Last Forbidden Buddhist Kingdom

In Patricia Schultz’s ‘1,000 Places to See Before You Die,’ in an article called, ‘The Kingdom of Mustang,’ she said, “Surrounded by Tibet on three sides and governed by a Tibetan royal family, Mustang–a kingdom within a kingdom–survives as one of the last remnants of ancient Tibet.

Although nominally integrated into the kingdom of Nepal in the early 1950s, it remains largely autonomous, and much of its medieval cultural fabric has survived. In fact, Mustang is said to be more like Tibet before the Chinese occupation than Tibet itself, filled with ancient walled fortress-villages and monasteries hewn from the rock, displaying a muted natural palette of grays and variegated rusty reds.

Like much of Tibetan plateau, the landscape is rugged and austere, a dramatic high desert terrain flanked by towering peaks, including the snowcapped Annapurnas to the south.

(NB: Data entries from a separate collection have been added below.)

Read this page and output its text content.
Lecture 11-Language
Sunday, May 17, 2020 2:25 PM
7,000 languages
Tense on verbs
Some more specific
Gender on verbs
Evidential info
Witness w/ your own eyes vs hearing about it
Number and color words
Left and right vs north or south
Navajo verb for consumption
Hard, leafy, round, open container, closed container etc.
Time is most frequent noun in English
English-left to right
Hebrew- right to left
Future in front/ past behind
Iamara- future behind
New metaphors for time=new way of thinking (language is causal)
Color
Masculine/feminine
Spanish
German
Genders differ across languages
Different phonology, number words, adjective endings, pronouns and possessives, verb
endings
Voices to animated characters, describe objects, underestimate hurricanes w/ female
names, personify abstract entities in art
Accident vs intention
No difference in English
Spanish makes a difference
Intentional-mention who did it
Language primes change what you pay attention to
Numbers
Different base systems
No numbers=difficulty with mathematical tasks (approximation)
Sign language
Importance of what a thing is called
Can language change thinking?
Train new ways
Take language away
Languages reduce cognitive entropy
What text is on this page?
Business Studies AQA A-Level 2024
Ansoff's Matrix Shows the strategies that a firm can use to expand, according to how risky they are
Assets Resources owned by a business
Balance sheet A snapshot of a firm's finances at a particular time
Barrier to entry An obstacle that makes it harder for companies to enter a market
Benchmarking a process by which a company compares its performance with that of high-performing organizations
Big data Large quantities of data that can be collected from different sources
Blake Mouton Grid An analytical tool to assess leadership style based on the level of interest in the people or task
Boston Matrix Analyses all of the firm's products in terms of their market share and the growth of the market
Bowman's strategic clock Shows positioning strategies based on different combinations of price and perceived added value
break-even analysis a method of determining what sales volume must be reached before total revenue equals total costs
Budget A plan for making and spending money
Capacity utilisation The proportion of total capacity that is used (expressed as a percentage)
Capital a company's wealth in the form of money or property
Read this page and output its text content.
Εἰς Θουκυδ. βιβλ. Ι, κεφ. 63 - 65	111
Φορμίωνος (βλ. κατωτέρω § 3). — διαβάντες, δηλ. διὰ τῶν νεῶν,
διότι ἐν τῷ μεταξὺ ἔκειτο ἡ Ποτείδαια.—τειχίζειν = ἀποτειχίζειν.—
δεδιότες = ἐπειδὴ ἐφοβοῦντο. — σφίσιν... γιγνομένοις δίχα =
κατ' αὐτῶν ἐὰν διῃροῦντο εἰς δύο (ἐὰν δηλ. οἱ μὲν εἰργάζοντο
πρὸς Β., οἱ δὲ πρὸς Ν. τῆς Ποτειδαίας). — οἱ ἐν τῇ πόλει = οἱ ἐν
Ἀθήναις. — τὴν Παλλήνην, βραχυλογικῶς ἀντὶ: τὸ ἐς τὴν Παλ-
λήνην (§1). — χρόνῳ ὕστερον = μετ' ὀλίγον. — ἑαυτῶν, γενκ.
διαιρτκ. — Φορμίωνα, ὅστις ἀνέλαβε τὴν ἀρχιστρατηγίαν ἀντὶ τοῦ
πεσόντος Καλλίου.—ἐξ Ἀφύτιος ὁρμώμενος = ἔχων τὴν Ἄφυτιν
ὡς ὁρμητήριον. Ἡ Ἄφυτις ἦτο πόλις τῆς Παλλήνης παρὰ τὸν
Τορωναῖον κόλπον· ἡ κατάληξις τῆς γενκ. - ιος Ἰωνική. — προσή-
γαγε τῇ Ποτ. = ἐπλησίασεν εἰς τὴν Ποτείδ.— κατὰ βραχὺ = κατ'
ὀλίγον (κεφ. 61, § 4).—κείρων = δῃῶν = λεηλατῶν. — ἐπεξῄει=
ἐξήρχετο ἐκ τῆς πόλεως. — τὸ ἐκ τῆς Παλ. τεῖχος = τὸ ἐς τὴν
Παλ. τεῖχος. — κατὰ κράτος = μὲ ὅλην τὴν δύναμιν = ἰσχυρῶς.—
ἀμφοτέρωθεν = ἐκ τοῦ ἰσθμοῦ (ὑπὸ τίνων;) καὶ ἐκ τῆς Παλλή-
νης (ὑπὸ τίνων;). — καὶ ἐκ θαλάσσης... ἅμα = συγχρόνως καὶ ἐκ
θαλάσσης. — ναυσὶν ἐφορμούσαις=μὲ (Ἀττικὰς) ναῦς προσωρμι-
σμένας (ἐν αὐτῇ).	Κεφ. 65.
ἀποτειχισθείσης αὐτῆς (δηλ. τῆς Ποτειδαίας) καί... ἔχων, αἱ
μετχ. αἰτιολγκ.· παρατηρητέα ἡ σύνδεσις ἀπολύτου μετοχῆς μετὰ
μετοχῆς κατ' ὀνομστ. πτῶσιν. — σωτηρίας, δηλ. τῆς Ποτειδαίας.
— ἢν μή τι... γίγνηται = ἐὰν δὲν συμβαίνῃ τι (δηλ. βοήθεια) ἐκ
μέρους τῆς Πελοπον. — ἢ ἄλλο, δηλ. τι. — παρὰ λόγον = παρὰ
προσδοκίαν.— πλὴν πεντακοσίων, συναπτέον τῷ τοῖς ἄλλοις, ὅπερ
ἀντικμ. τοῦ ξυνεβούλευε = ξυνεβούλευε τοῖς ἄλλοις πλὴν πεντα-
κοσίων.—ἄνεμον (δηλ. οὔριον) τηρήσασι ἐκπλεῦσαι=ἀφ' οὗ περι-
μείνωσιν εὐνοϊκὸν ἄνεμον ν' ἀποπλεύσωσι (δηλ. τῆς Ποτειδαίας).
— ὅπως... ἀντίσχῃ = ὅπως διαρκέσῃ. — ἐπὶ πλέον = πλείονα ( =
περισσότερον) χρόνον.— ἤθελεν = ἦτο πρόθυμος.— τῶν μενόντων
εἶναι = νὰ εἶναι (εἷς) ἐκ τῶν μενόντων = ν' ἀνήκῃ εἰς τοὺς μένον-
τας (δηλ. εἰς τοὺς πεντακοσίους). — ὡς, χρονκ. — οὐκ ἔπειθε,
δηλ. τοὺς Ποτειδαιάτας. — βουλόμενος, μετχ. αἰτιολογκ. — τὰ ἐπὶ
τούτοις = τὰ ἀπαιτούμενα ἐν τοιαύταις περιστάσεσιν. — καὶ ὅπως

Though Nepal opened to tourism in the 1950s, Mustang’s sensitive position along the Tibet border kept it off-limits until 1992, when the Nepali government began admitting a trickle of foreign tourists. Ironically, Mustang was well traveled in the past, its ancient trade routes dating back more than 1,000 years.

Its treeless vistas must have appeared distant and extraordinary to European traders returning from China with their precious cargo. They would have been as hard pressed as today’s trekkers to explain the otherworldliness of it all.”